All personal data collected for the above-mentioned purposes may be communicated to public and private entities, natural or legal persons exclusively for commercial purposes for the management of databases or payment processing systems, also to third parties carrying out specific tasks on behalf of our Company.
In particular, the data may be communicated to the following categories: sales institutions, banking institutions and payment processing companies, legal and consulting firms, suppliers of IT services, auditors collaborating with the Company, public authorities or administrations carrying out legal tasks, Italian and foreign suppliers, financing or transport companies, third parties in charge of controlling the quality of the distribution flow, suppliers of direct marketing services, as well as other companies that are part of our Group.
Data may be processed, even if only in aggregate and anonymous form, for statistical purposes.
D. Data transfer abroad
For the narrow and necessary purposes of executing the contractual relationship with you in progress, your personal data may be communicated to third parties in foreign countries both within and outside the European Union, always in compliance with the regulations contained in Articles 44-50 of the GDPR.
E. Retention period
Depending on the purpose of the processing, the Company may process personal data for the duration of the contractual relationship, until the user’s browsing session, until the Company does not respond to the user’s requests or for the term imposed by legal provisions (e.g. in tax matters), until the user withdraws his or her consent, or until it is necessary to protect the Company’s rights and interests in the event of a disagreement between the Company and the user.
F. Your rights
Pursuant to Article 12 and Articles 15 to 22 of the GDPR, you have the right to request, subject to the requirements and limitations of that regulation, to
- access to your personal data
- Rectify inaccurate personal data
- Delete personal information
- Restrict the processing of your personal information until it is rectified
- To be notified in case of rectification, erasure or restriction of personal data.

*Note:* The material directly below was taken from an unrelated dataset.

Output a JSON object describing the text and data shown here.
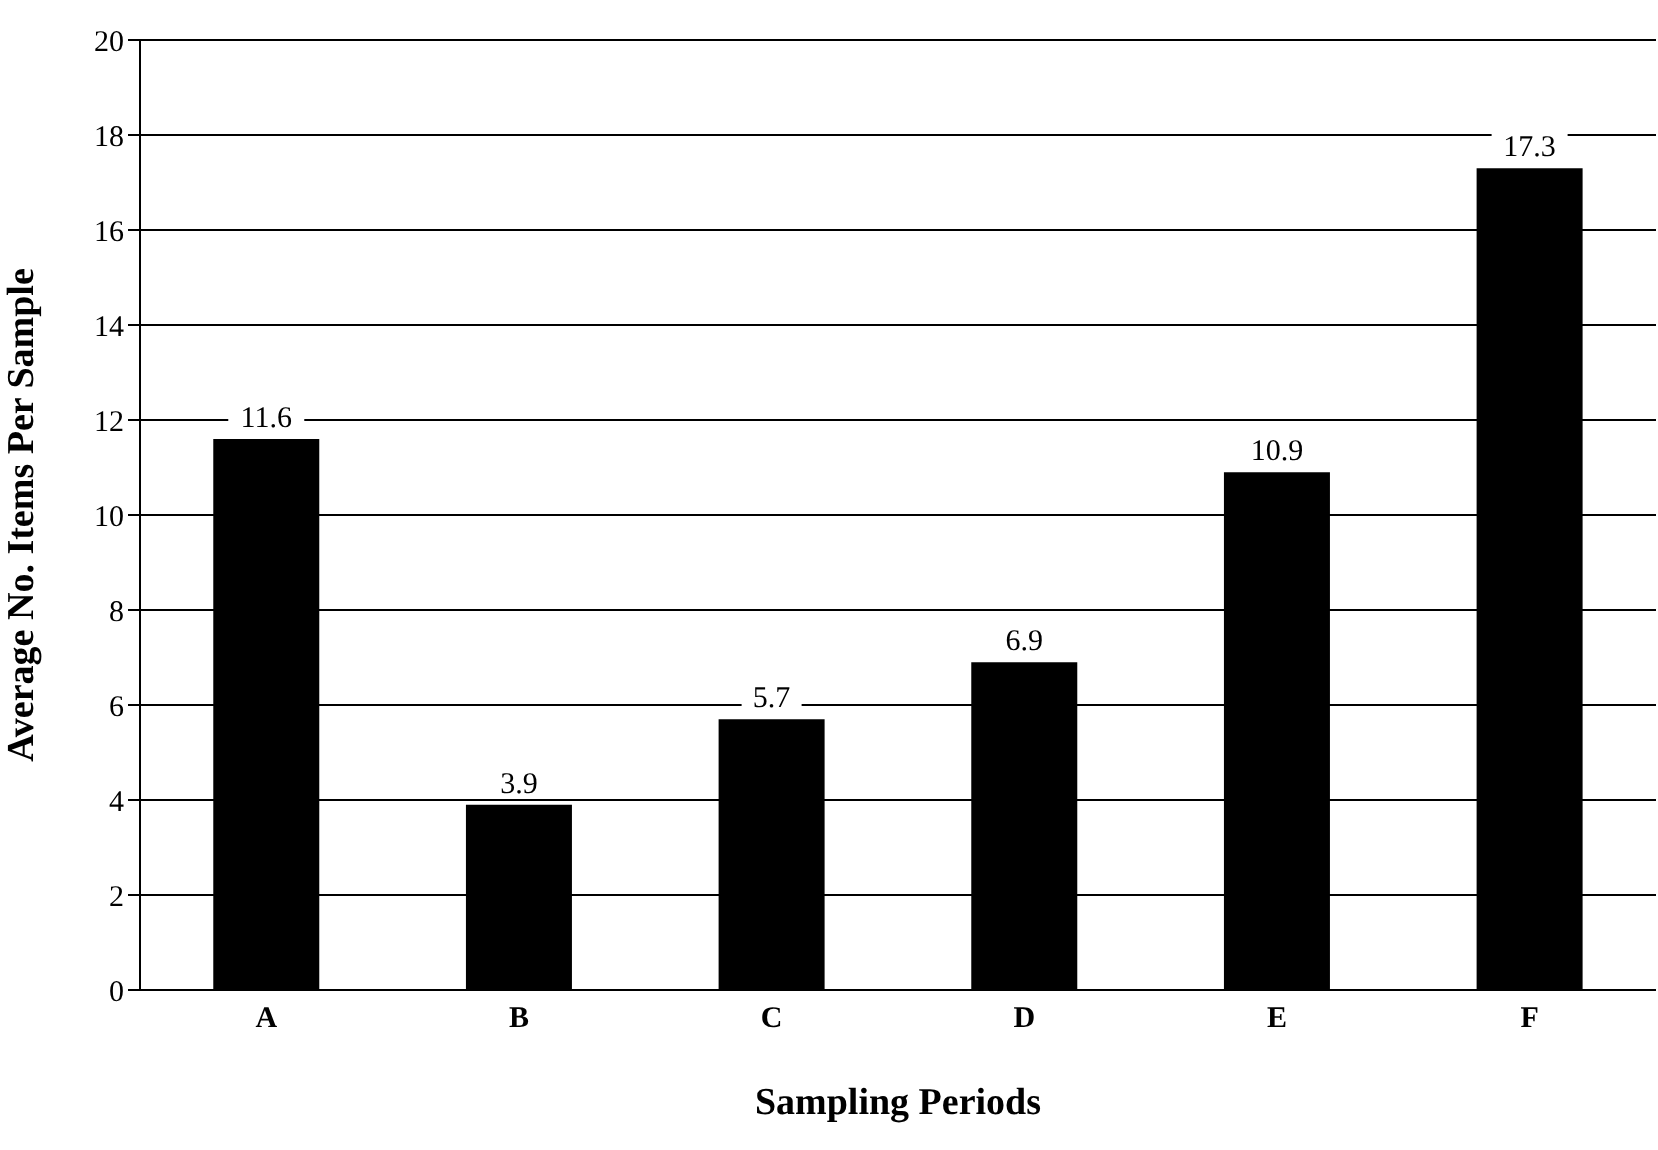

- Transfer of personal data
- Object to the processing of personal data, including automated decision-making processes (including profiling).

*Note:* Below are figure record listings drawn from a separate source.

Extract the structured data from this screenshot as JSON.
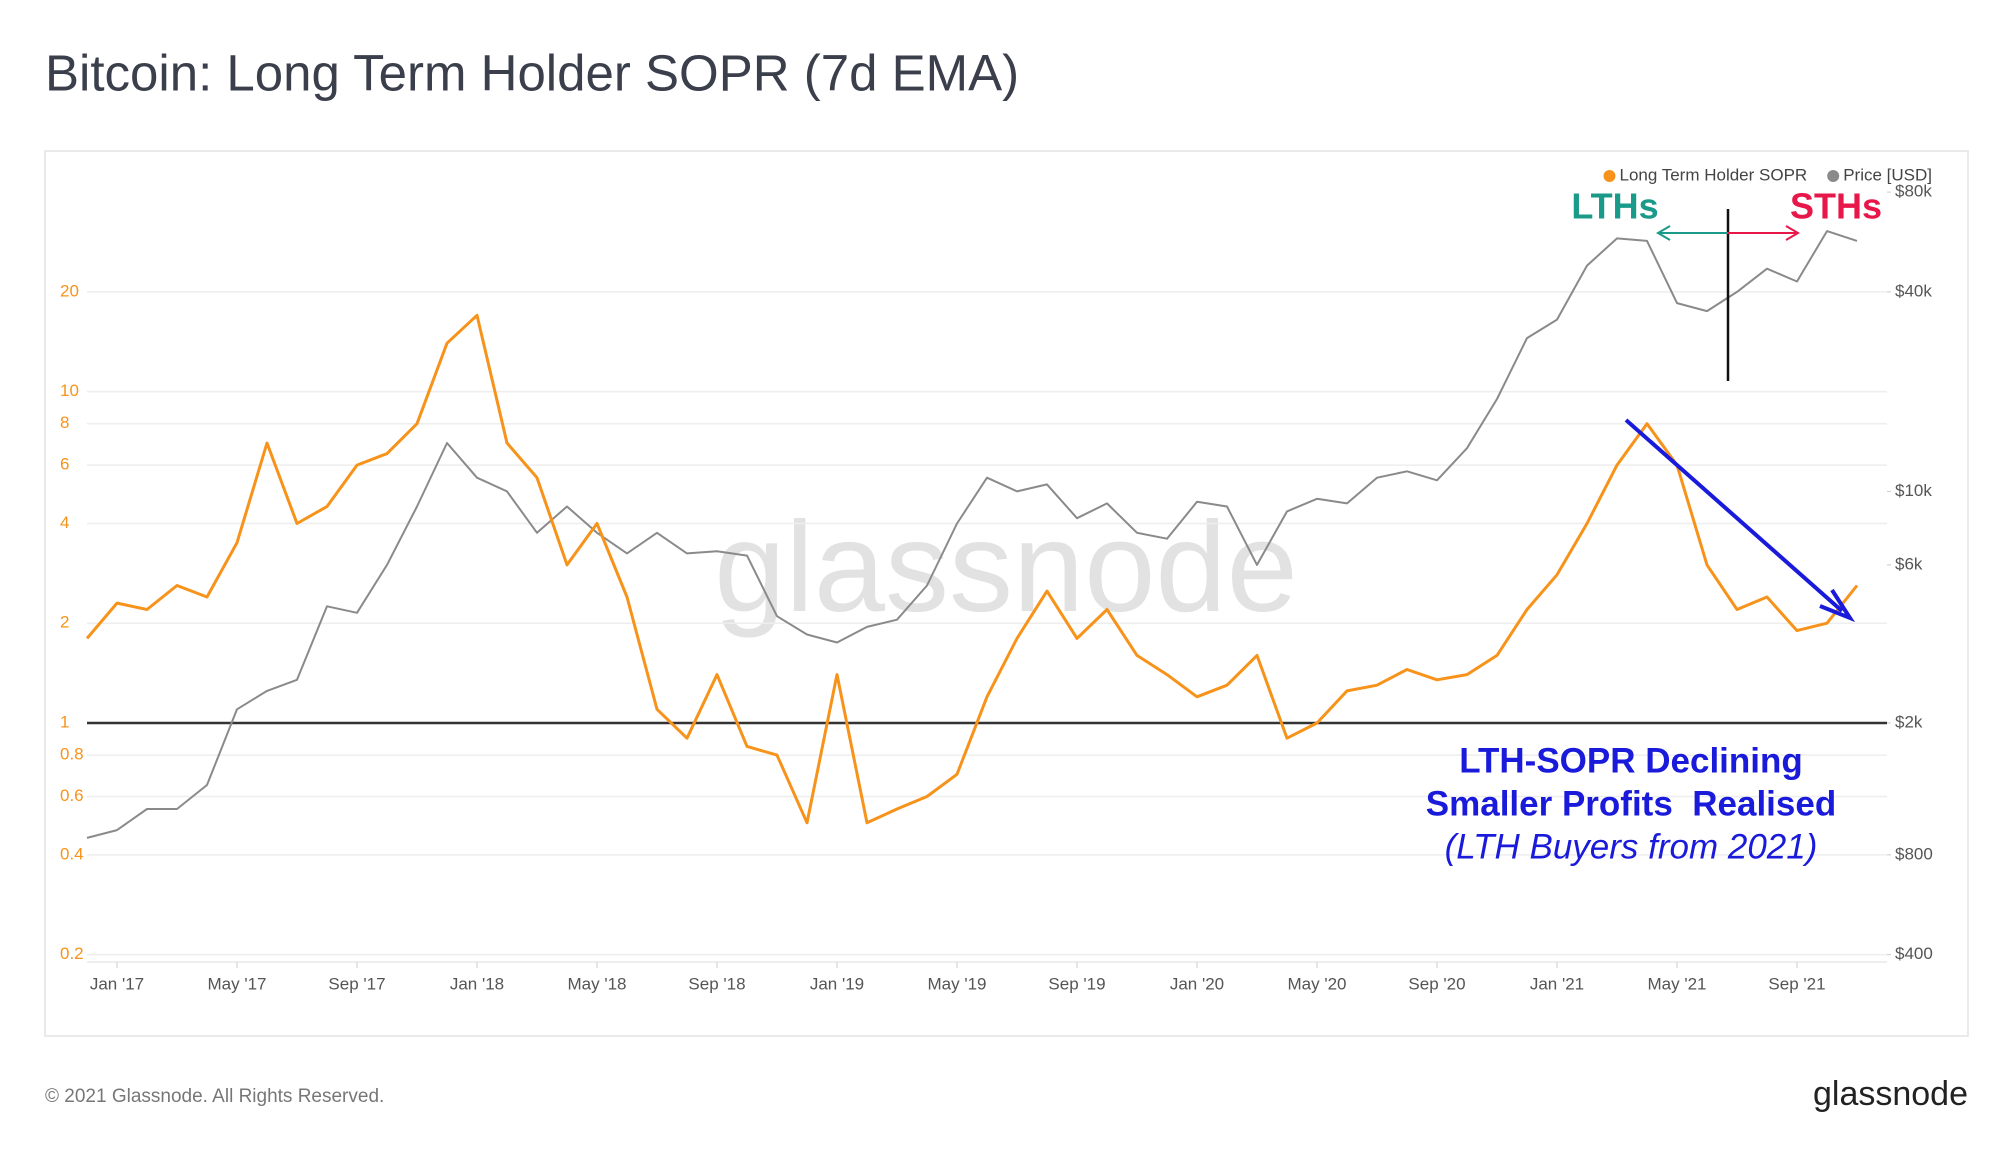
{
  "chart_data": {
    "type": "line",
    "title": "Bitcoin: Long Term Holder SOPR (7d EMA)",
    "legend": "top-right",
    "x": [
      "2016-12",
      "2017-01",
      "2017-02",
      "2017-03",
      "2017-04",
      "2017-05",
      "2017-06",
      "2017-07",
      "2017-08",
      "2017-09",
      "2017-10",
      "2017-11",
      "2017-12",
      "2018-01",
      "2018-02",
      "2018-03",
      "2018-04",
      "2018-05",
      "2018-06",
      "2018-07",
      "2018-08",
      "2018-09",
      "2018-10",
      "2018-11",
      "2018-12",
      "2019-01",
      "2019-02",
      "2019-03",
      "2019-04",
      "2019-05",
      "2019-06",
      "2019-07",
      "2019-08",
      "2019-09",
      "2019-10",
      "2019-11",
      "2019-12",
      "2020-01",
      "2020-02",
      "2020-03",
      "2020-04",
      "2020-05",
      "2020-06",
      "2020-07",
      "2020-08",
      "2020-09",
      "2020-10",
      "2020-11",
      "2020-12",
      "2021-01",
      "2021-02",
      "2021-03",
      "2021-04",
      "2021-05",
      "2021-06",
      "2021-07",
      "2021-08",
      "2021-09",
      "2021-10",
      "2021-11"
    ],
    "xlim": [
      "2016-12",
      "2021-12"
    ],
    "xticks": [
      {
        "value": "2017-01",
        "label": "Jan '17"
      },
      {
        "value": "2017-05",
        "label": "May '17"
      },
      {
        "value": "2017-09",
        "label": "Sep '17"
      },
      {
        "value": "2018-01",
        "label": "Jan '18"
      },
      {
        "value": "2018-05",
        "label": "May '18"
      },
      {
        "value": "2018-09",
        "label": "Sep '18"
      },
      {
        "value": "2019-01",
        "label": "Jan '19"
      },
      {
        "value": "2019-05",
        "label": "May '19"
      },
      {
        "value": "2019-09",
        "label": "Sep '19"
      },
      {
        "value": "2020-01",
        "label": "Jan '20"
      },
      {
        "value": "2020-05",
        "label": "May '20"
      },
      {
        "value": "2020-09",
        "label": "Sep '20"
      },
      {
        "value": "2021-01",
        "label": "Jan '21"
      },
      {
        "value": "2021-05",
        "label": "May '21"
      },
      {
        "value": "2021-09",
        "label": "Sep '21"
      }
    ],
    "ylog": true,
    "ylim": [
      0.19,
      50
    ],
    "yticks": [
      0.2,
      0.4,
      0.6,
      0.8,
      1,
      2,
      4,
      6,
      8,
      10,
      20
    ],
    "y2log": true,
    "y2lim": [
      380,
      100000
    ],
    "y2ticks": [
      {
        "value": 400,
        "label": "$400"
      },
      {
        "value": 800,
        "label": "$800"
      },
      {
        "value": 2000,
        "label": "$2k"
      },
      {
        "value": 6000,
        "label": "$6k"
      },
      {
        "value": 10000,
        "label": "$10k"
      },
      {
        "value": 40000,
        "label": "$40k"
      },
      {
        "value": 80000,
        "label": "$80k"
      }
    ],
    "grid": true,
    "hline": 1,
    "series": [
      {
        "name": "Long Term Holder SOPR",
        "color": "#f7931a",
        "values": [
          1.8,
          2.3,
          2.2,
          2.6,
          2.4,
          3.5,
          7,
          4,
          4.5,
          6,
          6.5,
          8,
          14,
          17,
          7,
          5.5,
          3,
          4,
          2.4,
          1.1,
          0.9,
          1.4,
          0.85,
          0.8,
          0.5,
          1.4,
          0.5,
          0.55,
          0.6,
          0.7,
          1.2,
          1.8,
          2.5,
          1.8,
          2.2,
          1.6,
          1.4,
          1.2,
          1.3,
          1.6,
          0.9,
          1.0,
          1.25,
          1.3,
          1.45,
          1.35,
          1.4,
          1.6,
          2.2,
          2.8,
          4,
          6,
          8,
          6,
          3,
          2.2,
          2.4,
          1.9,
          2,
          2.6
        ]
      },
      {
        "name": "Price [USD]",
        "color": "#8a8a8a",
        "axis": "y2",
        "values": [
          900,
          950,
          1100,
          1100,
          1300,
          2200,
          2500,
          2700,
          4500,
          4300,
          6000,
          9000,
          14000,
          11000,
          10000,
          7500,
          9000,
          7500,
          6500,
          7500,
          6500,
          6600,
          6400,
          4200,
          3700,
          3500,
          3900,
          4100,
          5200,
          8000,
          11000,
          10000,
          10500,
          8300,
          9200,
          7500,
          7200,
          9300,
          9000,
          6000,
          8700,
          9500,
          9200,
          11000,
          11500,
          10800,
          13500,
          19000,
          29000,
          33000,
          48000,
          58000,
          57000,
          37000,
          35000,
          40000,
          47000,
          43000,
          61000,
          57000
        ]
      }
    ],
    "annotations": [
      "LTHs",
      "STHs",
      "LTH-SOPR Declining",
      "Smaller Profits  Realised",
      "(LTH Buyers from 2021)"
    ],
    "watermark": "glassnode",
    "footer": "© 2021 Glassnode. All Rights Reserved.",
    "logo": "glassnode"
  }
}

- Obtain human intervention by the data controller
- Contest the decision
- File a complaint with the supervisory authority
For any request, to exercise any of your rights, you may contact the Company at its head office located in Romania – Iaşi, no. 12 Dr. Savini street, bl. H2, sc. B, ground floor, apt. 1, postal code 700381 or by e-mail at the address: email@example.com
H. Consent to processing
Finally, we wish to inform you that the provision of your personal data to the Company for processing in the manner and for the purposes indicated above is optional. In the event of your refusal, the Company will not be able to process your personal data and will only be able to use them in compliance with the duties defined by law and with the potential consequences described under point B.